Herz-Probleme mit traditioneller chinesischer Medizin behandeln

Fast alle asiatischen Religionen und Philosophien stellen den menschlichen Geist in den Mittelpunkt. Sie sagen, dass die Zustände des Geistes sofort am Körper sichtbar sind. Wenn wir innerlich leiden, entstehen auch körperliche Leiden. Dazu lehren sie, dass alle Lebewesen durch eine Art Lebensenergie durchflossen sind. Diese Energie ist eng mit unserem Geist verbunden und sie hält uns am Leben. Sie wird zum Beispiel in Indien Prana und in China Chi genannt.

In der chinesischen Medizin wird sehr detailliert dargestellt, wie das Chi in unserem Körper fließt.
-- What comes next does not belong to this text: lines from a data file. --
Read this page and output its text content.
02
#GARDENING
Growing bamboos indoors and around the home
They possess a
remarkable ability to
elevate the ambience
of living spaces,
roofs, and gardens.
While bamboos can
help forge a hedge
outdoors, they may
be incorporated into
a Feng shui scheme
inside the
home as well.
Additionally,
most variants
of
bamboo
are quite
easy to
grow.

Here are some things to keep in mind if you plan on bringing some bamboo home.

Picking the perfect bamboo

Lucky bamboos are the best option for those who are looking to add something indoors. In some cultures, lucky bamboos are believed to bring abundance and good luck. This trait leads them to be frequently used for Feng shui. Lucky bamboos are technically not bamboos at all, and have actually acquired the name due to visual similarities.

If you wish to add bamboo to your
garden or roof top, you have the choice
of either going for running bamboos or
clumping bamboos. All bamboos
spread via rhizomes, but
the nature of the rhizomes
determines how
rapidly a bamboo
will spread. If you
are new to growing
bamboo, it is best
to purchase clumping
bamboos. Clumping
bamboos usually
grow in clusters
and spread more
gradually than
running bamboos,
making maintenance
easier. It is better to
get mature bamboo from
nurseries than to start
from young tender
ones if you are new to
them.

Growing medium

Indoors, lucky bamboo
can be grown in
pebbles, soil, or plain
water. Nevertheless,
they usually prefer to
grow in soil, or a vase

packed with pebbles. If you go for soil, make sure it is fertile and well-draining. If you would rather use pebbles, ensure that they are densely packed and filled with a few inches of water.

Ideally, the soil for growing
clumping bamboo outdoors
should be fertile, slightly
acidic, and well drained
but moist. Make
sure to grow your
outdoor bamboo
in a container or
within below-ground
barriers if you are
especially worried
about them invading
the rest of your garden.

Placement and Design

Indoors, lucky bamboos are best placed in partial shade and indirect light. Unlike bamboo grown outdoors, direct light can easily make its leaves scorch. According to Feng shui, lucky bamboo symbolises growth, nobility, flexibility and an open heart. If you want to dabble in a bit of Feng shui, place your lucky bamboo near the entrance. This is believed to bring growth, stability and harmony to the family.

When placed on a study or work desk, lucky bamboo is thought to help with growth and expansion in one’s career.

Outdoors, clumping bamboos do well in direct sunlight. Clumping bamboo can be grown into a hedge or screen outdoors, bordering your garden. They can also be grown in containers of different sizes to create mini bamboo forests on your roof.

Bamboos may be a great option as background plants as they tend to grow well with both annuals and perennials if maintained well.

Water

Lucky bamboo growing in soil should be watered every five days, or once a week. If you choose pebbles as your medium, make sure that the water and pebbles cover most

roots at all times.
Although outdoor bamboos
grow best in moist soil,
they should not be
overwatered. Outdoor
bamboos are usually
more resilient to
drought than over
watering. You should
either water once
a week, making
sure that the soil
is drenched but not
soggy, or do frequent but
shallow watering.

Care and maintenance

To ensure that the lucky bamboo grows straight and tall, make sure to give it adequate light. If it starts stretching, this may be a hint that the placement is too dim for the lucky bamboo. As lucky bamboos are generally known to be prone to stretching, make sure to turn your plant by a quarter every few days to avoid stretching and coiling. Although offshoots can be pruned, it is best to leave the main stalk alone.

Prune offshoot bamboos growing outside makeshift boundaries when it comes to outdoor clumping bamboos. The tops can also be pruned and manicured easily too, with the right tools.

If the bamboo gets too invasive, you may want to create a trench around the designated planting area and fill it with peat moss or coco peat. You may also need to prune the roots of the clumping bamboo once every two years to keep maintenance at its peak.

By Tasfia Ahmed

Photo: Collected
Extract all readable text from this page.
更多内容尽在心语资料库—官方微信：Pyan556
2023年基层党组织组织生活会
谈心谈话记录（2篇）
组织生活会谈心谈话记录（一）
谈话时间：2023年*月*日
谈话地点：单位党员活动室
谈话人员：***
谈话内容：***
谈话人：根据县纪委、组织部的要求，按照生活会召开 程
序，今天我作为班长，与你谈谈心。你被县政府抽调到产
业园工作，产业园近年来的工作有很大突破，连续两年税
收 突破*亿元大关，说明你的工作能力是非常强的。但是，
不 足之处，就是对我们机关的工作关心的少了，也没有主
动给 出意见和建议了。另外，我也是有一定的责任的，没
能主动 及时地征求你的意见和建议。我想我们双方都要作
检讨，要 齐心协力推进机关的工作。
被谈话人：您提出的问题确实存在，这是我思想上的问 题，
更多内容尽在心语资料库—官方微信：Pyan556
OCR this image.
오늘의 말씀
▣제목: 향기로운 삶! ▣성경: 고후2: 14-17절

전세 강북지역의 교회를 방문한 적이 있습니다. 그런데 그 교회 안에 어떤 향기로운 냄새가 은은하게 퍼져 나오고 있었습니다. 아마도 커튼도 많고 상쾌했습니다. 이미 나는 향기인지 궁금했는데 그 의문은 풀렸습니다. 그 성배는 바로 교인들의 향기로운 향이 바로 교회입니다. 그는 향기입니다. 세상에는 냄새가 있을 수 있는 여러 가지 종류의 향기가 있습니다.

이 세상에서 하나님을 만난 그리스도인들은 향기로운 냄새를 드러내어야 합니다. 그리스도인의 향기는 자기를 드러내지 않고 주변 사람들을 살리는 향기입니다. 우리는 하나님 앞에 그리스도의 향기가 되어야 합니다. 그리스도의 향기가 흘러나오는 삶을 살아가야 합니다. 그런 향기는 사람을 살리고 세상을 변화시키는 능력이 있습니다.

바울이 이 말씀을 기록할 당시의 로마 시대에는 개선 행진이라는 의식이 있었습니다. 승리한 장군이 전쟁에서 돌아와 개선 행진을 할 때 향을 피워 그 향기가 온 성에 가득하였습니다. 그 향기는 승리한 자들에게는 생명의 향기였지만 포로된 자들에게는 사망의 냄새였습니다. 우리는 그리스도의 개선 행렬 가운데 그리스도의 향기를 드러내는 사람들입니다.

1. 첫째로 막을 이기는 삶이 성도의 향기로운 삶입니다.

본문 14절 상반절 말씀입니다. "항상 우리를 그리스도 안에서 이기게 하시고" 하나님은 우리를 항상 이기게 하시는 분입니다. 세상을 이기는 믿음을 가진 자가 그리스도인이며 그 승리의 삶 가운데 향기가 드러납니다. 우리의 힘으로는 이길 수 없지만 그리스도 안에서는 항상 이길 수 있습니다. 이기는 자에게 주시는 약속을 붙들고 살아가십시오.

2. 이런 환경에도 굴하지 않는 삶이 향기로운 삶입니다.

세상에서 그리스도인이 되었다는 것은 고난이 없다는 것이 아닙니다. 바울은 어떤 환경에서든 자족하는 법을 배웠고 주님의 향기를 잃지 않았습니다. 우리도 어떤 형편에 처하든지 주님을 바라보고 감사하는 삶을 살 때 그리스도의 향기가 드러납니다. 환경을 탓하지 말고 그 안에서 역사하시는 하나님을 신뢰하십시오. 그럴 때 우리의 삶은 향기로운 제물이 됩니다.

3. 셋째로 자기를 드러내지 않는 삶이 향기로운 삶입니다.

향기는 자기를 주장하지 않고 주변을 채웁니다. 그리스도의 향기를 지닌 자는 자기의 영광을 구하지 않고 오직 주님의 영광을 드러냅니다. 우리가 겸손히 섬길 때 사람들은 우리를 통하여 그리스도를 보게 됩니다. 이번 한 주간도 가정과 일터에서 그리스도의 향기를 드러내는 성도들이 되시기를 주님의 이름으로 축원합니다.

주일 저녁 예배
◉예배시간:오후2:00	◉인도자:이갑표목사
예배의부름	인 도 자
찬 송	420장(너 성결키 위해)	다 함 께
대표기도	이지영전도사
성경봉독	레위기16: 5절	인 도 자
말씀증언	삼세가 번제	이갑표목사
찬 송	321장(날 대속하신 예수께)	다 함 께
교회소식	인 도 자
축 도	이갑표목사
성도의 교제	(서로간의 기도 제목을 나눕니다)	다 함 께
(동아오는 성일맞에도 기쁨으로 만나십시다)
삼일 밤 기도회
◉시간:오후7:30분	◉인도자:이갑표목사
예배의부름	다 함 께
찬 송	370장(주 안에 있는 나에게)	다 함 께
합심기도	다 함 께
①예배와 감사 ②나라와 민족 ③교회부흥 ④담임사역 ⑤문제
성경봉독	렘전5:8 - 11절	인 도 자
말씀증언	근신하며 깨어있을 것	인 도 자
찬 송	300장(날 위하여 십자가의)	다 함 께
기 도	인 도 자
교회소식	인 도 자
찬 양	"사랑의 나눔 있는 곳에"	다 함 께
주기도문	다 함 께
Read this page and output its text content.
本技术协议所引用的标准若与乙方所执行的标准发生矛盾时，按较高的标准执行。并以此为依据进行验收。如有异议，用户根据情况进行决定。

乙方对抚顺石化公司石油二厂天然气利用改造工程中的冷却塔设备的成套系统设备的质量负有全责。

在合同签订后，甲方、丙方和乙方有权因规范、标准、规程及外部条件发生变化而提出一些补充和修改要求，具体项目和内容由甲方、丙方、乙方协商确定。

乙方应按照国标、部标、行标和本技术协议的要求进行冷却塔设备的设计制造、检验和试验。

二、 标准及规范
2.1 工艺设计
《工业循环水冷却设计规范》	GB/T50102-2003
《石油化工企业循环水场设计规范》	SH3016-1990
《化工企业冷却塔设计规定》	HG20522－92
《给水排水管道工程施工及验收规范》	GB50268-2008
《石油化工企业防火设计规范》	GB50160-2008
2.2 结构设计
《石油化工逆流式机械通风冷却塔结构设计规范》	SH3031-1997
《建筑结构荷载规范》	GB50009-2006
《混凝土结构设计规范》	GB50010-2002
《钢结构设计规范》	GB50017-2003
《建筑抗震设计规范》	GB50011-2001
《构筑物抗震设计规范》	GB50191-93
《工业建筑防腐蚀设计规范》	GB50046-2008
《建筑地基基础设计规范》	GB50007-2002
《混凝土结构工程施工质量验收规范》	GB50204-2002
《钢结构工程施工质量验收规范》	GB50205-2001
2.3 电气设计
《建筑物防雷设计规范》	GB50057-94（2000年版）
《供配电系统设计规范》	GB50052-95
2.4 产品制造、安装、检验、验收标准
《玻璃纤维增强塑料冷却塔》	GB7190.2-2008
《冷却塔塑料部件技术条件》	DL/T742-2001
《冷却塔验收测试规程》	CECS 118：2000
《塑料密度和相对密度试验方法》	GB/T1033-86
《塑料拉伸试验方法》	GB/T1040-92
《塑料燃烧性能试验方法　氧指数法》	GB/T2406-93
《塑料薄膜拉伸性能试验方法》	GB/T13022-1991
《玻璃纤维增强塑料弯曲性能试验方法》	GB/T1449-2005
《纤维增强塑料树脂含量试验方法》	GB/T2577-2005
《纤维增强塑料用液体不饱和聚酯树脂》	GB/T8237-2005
Kommt es zu Fluss-Störungen entstehen an bestimmten Stellen des Körpers Probleme.

So entstehen zum Beispiel wenn das Chi stagniert bzw. nicht fließen kann oft Probleme mit dem Herzen. Dabei können verschiedene pathologische oder auch chronische Probleme oder sogar Beschädigungen des Herzens, Arterien oder Adern als Äußerungen entstehen. Alle sind aber auf die gleiche Ursache, also das nicht richtig fließende Chi zurückzuführen. Da aber Herz und Lunge verbunden sind, sind die Symptome bzw. Probleme ebenfalls oft an der Lunge sichtbar. Weitere Symptome sind zum Beispiel innere Körperhitze, die zu Schweißausbrüchen führt.

Diese Chi-Störungen entstehen sehr oft durch Emotionen. Es handelt sich dabei um die Emotionen, die ein Ungleichgewicht in uns erzeugen. Oft sind es auch uns unbewusste und unterdrückte Emotionen. Es können dabei verschiedene Emotionen sein.

Je nachdem um welche Emotionen es sich handelt, geraten wir noch mehr aus dem Gleichgewicht. Wir fühlen uns gestresst, die Kommunikation mit anderen Menschen wird schwer, wir haben das Bedürfnis, uns zurückzuziehen, wir sind reizbar und manchmal sogar aggressiv.

Die Krönung dieses Problems ist, dass man versucht, diese problematische Emotion durch andere, meistens extreme Sachen zu kompensieren. So eine Erscheinung wären ein ständiges Hungergefühl und Fressattacken, die lange andauern. Übergewicht ist nicht selten eine Folge hiervon. Ein ähnliches Symptom kann auch eine stark erhöhte Libido sein.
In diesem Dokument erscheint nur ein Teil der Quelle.